Given the recurrence $T_n = 2T_{n-1} - T_{n-2}$, prove by Induction that $T_n = n$

Question

Given the recurrence$$T_n = 2T_{n-1}-T_{n-2},$$$$T_0=0$$$$T_1=1$$Prove by induction, that $T_n = n$.

I have the first few steps worked out.

1. Basis: $n = 1$$$T_1=1=n=1$$

2. Assume true for $n = k+1$$$T_{k+1}=2T_k-T_{k-1}$$

3. We know that $T_k=k$$$T_{k+1}=2(k)-T_{k-1}$$

But where do I go from here? I don't have the value for $T_{k-1}$, so how to I continue?

Answer 1

Note that $T_n = 2T_{n-1}-T_{n-2}$ is equivalent to $T_n -T_{n-1} = T_{n-1}-T_{n-2}$.

Thus $T_n -T_{n-1}$ is constant and equal to $T_1 -T_{0}=1$.

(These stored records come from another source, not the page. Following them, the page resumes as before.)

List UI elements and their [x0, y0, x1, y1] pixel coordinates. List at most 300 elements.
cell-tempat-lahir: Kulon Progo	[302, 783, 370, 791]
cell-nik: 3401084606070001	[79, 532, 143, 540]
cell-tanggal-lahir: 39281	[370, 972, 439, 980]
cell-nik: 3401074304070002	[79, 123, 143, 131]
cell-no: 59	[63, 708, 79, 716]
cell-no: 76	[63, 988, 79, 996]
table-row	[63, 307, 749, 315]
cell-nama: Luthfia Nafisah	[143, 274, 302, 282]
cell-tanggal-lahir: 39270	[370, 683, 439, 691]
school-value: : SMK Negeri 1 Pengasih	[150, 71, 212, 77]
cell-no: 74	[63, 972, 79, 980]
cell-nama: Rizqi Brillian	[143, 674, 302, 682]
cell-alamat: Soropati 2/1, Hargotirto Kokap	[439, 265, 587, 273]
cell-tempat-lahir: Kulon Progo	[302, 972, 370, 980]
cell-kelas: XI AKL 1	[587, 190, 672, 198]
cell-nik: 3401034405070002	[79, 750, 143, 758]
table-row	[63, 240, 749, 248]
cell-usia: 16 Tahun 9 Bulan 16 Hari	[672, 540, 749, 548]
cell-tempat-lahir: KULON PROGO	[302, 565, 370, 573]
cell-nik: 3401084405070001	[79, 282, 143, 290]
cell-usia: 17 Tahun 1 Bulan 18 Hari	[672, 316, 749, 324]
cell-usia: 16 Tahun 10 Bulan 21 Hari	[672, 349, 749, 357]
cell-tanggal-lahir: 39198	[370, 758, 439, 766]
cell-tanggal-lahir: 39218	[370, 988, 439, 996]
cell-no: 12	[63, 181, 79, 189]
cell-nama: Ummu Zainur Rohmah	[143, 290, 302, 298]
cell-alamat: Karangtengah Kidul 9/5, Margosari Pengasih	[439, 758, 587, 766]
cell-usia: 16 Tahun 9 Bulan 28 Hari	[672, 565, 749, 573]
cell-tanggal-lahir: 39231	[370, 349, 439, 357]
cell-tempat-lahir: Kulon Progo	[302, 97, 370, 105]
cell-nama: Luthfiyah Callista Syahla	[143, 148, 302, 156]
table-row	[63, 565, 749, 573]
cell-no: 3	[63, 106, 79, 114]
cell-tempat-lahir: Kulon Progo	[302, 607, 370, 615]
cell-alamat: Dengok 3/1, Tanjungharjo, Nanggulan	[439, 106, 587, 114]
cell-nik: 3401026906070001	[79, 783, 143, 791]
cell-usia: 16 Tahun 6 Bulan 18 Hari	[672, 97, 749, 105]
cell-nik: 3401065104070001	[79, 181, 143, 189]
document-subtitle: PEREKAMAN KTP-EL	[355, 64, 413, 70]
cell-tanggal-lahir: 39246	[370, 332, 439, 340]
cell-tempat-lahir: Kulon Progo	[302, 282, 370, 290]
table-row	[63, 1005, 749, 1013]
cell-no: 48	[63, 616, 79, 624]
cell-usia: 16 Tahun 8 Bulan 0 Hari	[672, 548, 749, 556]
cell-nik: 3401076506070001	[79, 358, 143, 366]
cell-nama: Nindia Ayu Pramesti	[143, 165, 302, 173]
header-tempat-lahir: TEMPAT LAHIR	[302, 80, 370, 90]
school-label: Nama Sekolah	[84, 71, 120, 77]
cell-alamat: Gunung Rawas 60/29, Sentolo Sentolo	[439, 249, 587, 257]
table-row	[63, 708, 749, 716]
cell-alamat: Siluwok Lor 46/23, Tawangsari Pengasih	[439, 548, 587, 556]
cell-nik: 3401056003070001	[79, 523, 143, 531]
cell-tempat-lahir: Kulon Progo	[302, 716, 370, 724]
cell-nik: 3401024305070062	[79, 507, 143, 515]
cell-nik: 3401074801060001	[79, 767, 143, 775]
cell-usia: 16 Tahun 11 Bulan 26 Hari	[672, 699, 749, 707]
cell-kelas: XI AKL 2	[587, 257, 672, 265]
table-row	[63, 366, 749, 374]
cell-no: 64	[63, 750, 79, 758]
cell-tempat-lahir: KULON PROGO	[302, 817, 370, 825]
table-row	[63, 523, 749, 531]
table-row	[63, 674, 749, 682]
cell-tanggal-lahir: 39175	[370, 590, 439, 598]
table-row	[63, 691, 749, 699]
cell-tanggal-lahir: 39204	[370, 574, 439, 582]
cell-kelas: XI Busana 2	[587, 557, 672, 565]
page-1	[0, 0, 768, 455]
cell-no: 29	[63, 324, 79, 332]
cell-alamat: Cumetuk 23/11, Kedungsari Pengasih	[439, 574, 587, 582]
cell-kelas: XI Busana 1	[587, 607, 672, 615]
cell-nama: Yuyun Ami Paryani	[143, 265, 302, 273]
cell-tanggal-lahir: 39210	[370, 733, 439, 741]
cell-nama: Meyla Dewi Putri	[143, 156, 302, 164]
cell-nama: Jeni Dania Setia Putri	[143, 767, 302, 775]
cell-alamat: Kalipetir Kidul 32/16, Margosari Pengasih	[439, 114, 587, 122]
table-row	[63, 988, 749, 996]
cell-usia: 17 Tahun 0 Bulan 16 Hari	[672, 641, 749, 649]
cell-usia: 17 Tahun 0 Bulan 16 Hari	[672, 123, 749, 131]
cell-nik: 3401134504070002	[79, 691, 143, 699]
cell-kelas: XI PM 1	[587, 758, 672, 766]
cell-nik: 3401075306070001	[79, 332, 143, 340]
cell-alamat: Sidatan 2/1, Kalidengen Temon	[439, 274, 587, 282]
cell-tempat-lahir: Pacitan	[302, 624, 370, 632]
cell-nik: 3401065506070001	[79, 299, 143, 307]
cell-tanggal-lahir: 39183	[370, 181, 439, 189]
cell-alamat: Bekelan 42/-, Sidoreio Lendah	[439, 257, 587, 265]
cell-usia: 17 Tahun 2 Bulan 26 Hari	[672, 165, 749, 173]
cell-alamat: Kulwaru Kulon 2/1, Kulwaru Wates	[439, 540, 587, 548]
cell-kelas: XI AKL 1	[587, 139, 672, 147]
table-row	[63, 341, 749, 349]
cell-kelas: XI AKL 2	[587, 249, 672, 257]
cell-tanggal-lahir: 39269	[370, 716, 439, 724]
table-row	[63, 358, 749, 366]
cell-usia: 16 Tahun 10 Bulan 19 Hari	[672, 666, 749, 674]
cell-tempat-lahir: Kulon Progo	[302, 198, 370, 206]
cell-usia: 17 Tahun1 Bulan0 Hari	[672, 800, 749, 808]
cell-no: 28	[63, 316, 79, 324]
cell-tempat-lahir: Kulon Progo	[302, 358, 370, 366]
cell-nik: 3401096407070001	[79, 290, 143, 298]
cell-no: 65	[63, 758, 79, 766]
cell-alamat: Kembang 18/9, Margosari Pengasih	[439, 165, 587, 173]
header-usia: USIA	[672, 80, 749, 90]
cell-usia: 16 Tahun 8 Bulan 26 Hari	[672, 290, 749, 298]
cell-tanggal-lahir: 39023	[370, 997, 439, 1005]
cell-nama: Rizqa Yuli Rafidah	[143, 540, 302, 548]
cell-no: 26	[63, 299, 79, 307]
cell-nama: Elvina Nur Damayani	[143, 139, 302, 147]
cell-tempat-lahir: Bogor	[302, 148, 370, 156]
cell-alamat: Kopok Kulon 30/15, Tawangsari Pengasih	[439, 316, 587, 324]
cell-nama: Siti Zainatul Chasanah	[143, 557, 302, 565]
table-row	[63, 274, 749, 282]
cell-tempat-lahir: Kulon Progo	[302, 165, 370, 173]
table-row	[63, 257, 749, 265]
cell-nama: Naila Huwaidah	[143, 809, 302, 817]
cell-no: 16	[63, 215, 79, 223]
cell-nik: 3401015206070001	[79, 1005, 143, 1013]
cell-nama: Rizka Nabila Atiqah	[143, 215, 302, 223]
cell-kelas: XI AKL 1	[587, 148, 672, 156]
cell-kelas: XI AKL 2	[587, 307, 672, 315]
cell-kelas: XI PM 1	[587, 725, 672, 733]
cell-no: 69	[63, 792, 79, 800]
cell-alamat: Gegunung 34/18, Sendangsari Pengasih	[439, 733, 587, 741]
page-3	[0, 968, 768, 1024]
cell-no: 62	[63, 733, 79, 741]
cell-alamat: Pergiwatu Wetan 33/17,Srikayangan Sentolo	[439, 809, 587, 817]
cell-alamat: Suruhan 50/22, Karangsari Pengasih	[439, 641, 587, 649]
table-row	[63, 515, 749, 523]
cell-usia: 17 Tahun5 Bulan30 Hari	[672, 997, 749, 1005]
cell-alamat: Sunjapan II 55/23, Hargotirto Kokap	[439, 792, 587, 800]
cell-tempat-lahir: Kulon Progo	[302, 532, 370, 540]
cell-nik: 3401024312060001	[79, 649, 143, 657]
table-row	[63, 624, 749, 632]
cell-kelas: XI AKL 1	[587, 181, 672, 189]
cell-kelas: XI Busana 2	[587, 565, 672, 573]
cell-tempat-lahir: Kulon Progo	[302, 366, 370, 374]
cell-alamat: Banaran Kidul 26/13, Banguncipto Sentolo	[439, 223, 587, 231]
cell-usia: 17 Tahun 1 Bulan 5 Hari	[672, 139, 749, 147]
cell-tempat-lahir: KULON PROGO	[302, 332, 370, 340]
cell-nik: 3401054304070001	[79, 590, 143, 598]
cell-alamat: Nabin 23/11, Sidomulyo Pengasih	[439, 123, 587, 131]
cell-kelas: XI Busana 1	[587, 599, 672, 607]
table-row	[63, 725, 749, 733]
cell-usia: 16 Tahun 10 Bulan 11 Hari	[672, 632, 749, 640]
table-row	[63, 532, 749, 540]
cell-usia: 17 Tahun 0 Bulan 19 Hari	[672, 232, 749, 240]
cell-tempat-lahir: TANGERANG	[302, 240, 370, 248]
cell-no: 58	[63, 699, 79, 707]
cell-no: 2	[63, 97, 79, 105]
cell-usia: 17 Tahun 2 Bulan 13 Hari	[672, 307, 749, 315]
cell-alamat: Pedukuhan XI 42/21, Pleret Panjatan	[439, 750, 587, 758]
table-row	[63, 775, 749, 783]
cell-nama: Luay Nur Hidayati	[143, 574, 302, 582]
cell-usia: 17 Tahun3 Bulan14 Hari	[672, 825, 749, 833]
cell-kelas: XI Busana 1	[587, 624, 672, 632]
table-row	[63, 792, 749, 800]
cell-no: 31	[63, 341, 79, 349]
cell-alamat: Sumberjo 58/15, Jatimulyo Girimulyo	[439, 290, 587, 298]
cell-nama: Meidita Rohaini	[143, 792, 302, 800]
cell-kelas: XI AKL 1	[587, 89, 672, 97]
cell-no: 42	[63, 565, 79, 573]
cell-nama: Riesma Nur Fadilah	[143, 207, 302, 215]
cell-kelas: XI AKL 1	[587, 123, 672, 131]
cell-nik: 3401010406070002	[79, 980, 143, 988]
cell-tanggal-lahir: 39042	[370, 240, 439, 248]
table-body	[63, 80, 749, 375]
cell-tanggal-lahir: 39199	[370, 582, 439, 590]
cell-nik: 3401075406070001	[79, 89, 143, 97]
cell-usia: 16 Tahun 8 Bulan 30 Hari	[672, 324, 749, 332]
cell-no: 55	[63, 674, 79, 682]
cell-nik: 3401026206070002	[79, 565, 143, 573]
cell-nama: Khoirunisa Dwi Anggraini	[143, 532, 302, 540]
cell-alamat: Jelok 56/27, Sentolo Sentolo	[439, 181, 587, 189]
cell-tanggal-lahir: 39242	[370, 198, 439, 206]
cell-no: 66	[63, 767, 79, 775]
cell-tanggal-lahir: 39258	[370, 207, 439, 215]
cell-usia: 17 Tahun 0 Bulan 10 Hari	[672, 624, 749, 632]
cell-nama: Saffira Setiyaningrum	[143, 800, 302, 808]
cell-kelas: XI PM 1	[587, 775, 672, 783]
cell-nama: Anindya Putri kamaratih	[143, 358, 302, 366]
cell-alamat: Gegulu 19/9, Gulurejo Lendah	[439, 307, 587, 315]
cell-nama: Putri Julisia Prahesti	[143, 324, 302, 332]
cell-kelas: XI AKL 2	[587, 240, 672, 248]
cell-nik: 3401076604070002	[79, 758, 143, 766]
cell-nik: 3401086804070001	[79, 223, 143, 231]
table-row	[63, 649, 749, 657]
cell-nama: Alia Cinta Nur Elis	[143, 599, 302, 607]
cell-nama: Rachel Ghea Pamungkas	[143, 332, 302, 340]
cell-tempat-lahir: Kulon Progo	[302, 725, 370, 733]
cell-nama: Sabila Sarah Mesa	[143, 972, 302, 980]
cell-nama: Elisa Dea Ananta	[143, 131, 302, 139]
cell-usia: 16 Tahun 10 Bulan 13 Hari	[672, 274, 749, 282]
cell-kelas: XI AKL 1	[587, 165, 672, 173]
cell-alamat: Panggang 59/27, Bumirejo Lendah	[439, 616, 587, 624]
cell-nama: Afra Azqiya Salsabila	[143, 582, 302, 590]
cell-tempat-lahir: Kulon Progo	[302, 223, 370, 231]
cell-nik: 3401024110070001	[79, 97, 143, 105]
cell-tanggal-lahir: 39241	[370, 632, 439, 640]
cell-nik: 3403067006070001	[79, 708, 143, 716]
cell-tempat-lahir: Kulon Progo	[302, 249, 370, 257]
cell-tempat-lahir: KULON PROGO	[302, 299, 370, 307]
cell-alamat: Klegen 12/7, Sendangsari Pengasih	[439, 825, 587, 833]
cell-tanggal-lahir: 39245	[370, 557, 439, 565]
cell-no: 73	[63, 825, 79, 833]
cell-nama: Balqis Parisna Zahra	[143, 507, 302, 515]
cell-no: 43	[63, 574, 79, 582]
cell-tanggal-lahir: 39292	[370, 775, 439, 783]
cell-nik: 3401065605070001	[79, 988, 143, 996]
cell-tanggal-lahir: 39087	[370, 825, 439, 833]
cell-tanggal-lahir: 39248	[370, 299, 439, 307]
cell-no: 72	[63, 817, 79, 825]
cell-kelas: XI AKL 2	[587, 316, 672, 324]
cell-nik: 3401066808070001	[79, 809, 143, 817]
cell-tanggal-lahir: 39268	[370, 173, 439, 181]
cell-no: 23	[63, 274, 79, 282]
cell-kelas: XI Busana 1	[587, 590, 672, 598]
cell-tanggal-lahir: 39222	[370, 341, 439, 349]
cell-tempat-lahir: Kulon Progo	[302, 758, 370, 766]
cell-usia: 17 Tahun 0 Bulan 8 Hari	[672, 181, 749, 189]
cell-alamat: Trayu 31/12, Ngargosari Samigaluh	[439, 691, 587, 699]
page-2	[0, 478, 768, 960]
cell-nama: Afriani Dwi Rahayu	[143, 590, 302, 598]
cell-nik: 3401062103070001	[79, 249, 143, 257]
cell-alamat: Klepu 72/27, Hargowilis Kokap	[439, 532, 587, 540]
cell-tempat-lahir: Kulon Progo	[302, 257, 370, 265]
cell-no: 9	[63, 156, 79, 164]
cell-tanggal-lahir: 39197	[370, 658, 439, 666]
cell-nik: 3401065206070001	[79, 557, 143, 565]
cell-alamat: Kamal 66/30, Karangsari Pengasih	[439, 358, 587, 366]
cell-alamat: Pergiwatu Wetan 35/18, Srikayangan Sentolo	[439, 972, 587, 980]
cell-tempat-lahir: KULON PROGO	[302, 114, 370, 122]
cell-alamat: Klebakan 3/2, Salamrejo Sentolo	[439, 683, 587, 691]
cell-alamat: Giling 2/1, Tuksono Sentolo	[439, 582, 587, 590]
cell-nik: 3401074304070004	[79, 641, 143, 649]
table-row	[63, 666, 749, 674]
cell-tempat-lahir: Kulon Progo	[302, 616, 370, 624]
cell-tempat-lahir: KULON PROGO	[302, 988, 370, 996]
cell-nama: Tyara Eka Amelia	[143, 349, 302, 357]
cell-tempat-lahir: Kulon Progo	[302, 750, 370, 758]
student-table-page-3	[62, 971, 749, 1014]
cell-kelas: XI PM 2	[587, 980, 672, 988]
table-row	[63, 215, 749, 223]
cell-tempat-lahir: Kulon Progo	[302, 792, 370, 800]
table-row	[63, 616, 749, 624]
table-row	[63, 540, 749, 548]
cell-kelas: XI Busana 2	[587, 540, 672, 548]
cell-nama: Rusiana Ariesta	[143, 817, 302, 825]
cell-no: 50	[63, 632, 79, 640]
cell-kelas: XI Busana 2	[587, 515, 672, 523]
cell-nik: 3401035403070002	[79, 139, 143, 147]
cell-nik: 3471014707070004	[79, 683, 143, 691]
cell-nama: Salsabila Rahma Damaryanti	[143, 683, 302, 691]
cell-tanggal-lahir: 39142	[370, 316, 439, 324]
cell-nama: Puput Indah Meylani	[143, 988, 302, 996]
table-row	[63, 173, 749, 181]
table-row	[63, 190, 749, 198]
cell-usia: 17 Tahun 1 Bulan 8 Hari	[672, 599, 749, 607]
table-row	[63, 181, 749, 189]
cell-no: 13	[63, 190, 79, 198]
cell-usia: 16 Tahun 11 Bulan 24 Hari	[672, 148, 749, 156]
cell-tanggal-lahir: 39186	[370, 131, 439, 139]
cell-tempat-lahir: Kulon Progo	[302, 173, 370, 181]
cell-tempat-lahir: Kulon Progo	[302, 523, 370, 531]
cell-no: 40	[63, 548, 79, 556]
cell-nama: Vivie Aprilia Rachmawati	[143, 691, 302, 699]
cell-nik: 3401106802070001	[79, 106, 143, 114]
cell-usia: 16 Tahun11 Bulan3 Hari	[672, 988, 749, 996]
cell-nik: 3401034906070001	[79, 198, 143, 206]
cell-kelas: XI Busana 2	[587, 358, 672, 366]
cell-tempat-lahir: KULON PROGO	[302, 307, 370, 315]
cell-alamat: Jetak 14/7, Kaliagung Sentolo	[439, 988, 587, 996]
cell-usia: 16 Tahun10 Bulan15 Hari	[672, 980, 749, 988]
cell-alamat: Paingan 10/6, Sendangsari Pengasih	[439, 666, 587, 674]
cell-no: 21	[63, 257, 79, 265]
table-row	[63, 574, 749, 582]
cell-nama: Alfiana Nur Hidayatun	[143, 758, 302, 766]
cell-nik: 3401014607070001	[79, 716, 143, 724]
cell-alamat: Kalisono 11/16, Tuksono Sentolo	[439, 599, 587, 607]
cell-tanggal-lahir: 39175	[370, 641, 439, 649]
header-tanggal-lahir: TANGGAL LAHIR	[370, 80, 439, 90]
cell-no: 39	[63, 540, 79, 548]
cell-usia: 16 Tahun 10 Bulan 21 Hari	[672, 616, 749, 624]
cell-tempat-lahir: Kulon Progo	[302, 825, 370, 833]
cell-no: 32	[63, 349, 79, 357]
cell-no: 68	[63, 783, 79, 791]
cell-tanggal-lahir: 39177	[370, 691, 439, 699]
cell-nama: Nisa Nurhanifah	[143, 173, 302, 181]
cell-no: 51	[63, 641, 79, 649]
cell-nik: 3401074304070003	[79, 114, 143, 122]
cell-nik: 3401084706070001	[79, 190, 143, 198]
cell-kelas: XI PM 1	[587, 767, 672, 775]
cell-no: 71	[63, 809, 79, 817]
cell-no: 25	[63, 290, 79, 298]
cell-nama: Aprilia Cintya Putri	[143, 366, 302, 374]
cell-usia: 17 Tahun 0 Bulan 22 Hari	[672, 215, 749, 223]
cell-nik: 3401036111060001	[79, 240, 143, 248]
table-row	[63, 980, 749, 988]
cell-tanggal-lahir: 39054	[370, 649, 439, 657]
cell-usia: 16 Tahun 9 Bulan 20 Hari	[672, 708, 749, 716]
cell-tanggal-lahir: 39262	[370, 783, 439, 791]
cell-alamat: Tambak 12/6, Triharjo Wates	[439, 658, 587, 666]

Therefore, $T_n=T_{n-1}+1$ and induction is very easy now.

Answer 2

We have$ T_0 = 0 , T_1 = 1 . $I will prove inductively that$ T_n = n .(1)$

Let $(1) $be true at $n= k .$ Thus ,$ T_{k+1} =2T_k-T_{k-1} = 2k-(k-1) = k+1$ . So $(1)$ is also true at $n = k .$

I have completed the proof :$T_n = n$